I was reluctant, but the price differences between a pack of tampons that could last me until the end of my period’s cycle, compared to the $40 I would drop one time on the menstrual cup, eventually made me give in. I figured that my period and supplies had become my responsibility, and the fear of my own body would not prevent me from saving money in the bank.
The negative stigma around menstruation is a pandemic that plagues women worldwide. Lack of education creates environments where women are forced to hide their periods and are shamed for them. This fear of menstrual blood is paradoxical, for nothing would be here without the menstrual cycle.
Period blood is, in itself, a symbol of destruction. The uterine lining is shed and reborn in a monthly cycle with the moons; it’s so natural. We push women into societal roles where they are forced into heavenly figures of maternalism. I question this. I like kids, but I’ve never considered myself a maternal type and could maybe see my life without kids one day. Yet, I find that the heavy pressure to procreate is rooted deeper within my psyche than expected. These two ideas contradict each other. How can we mold and groom women into mothers and then shame them for the bloody cycle that allows for such a role to be complete?
In an ideal world, the menstrual cycle would be a sacred part of womanhood, honored by all genders.
The stigma that encompasses menstruation channels and poisons female minds internationally. In Kenya, scarcity of reproductive health education and menstrual supplies creates false realities where the menstrual cycle is a disease of the female body. In the United States, we stay home when we are sick; in Kenya, girls are forced to skip school because of a lack of feminine products. The female body is viewed as diseased, as opposed to performing its natural cycle.

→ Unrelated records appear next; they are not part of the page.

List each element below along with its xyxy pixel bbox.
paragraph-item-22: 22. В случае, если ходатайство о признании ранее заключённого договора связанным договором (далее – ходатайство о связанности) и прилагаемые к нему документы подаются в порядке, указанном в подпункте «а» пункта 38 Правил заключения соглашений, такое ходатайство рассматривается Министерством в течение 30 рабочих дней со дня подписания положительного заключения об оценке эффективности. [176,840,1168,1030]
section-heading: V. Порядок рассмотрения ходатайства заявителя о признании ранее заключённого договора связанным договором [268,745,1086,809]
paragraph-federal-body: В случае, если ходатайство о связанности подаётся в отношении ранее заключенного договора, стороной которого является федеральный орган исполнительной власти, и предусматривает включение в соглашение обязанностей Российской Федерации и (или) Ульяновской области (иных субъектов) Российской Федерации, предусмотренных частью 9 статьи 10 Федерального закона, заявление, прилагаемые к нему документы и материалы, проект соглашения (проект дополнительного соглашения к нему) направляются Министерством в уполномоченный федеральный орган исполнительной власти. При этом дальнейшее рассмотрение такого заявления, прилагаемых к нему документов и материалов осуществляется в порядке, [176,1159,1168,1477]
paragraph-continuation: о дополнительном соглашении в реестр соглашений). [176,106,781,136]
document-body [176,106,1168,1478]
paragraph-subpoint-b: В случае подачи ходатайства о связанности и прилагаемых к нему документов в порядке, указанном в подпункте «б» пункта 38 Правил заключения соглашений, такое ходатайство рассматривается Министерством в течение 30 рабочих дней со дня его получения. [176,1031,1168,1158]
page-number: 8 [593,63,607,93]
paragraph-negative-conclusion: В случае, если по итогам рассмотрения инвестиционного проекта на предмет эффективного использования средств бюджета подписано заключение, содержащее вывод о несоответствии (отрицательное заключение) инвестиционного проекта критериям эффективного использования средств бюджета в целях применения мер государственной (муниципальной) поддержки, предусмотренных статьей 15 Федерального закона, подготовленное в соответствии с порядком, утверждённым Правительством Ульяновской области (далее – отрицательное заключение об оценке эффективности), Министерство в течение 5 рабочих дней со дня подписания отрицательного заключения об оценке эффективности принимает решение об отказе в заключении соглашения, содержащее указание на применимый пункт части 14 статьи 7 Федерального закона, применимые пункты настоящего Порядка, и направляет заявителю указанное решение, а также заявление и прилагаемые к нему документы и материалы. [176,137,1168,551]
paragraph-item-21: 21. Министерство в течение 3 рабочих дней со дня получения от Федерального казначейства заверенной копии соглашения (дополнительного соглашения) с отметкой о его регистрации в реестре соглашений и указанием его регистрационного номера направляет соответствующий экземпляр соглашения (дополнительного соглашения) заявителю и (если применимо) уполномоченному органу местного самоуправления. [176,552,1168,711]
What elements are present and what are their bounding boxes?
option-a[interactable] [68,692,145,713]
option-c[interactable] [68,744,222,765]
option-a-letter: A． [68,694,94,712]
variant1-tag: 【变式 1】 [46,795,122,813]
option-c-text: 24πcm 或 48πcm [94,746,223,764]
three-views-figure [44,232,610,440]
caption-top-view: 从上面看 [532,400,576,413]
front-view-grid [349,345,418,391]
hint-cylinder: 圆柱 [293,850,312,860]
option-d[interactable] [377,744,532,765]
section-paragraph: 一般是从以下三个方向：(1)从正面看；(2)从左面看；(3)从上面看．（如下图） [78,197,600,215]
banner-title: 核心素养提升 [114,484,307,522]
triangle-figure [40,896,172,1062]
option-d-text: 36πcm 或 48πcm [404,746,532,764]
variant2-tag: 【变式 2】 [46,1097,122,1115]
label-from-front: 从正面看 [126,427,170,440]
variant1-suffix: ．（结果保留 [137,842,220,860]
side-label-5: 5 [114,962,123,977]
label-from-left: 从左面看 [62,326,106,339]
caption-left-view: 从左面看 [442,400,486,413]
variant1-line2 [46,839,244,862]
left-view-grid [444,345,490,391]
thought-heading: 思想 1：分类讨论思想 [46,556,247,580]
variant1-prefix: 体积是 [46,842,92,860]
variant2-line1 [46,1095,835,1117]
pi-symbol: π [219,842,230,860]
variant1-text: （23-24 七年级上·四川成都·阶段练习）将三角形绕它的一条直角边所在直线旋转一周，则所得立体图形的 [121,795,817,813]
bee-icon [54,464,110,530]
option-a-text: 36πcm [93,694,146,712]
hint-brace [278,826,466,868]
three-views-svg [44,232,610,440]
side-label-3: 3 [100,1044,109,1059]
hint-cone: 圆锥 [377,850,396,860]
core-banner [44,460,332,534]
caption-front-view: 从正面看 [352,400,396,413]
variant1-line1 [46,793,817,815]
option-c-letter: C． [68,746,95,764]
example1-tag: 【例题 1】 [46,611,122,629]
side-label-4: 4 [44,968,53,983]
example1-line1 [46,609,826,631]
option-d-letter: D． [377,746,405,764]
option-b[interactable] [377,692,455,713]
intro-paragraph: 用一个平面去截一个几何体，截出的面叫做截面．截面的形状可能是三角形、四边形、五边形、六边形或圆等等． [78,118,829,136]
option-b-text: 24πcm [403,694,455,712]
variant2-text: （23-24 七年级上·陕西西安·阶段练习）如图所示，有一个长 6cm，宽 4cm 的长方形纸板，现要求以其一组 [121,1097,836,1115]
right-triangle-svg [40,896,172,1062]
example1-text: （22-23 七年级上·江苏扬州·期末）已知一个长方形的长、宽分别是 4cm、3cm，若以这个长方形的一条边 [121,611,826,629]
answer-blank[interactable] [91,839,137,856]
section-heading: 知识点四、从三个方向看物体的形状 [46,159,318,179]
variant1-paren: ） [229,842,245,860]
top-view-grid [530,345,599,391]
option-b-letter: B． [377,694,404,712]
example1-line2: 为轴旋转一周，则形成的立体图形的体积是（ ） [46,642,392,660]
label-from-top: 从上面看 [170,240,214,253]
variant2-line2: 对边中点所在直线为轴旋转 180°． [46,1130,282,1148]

Organizations such as Get A Cup are fighting battles in countries like Kenya to educate and liberate women. While writing this article, I became very interested in providing feminine hygiene products to women worldwide. Get A Cup manufacturers menstrual cups, and with the purchase of a cup, they give one to a female student in Kenya. Get A Cup goes above and beyond by pairing feminine hygiene products with a liberating sexual education for both boys and girls. By giving young girls in Kenya menstrual cups, they have the tools to rid the stigma of menstruation as an illness and prevent missing school.
The United States has a long way to go in terms of issues surrounding women’s health and menstrual stigma. There is always a feeling of discomfort when I tell girls that I use a menstrual cup instead of feminine hygiene products that fill up our landfills. I understand the fear, though; putting in a menstrual cup is an intimate act with ourselves. It’s crossing boundaries that women were supposed to avoid.
I have been using a menstrual cup for nine months. From my experience, the most discomfort I felt was learning how to put it in and get over the attitude that what I was doing was gross. After the learning curve, my menstrual cup’s conveniences and perks began to change my relationship with my menstrual cycle. The cup requires that you change it every 12 hours, meaning that I only deal with my period twice a day.
I have come to accept my body’s cycle of destruction, and it no longer plagues me with disgust.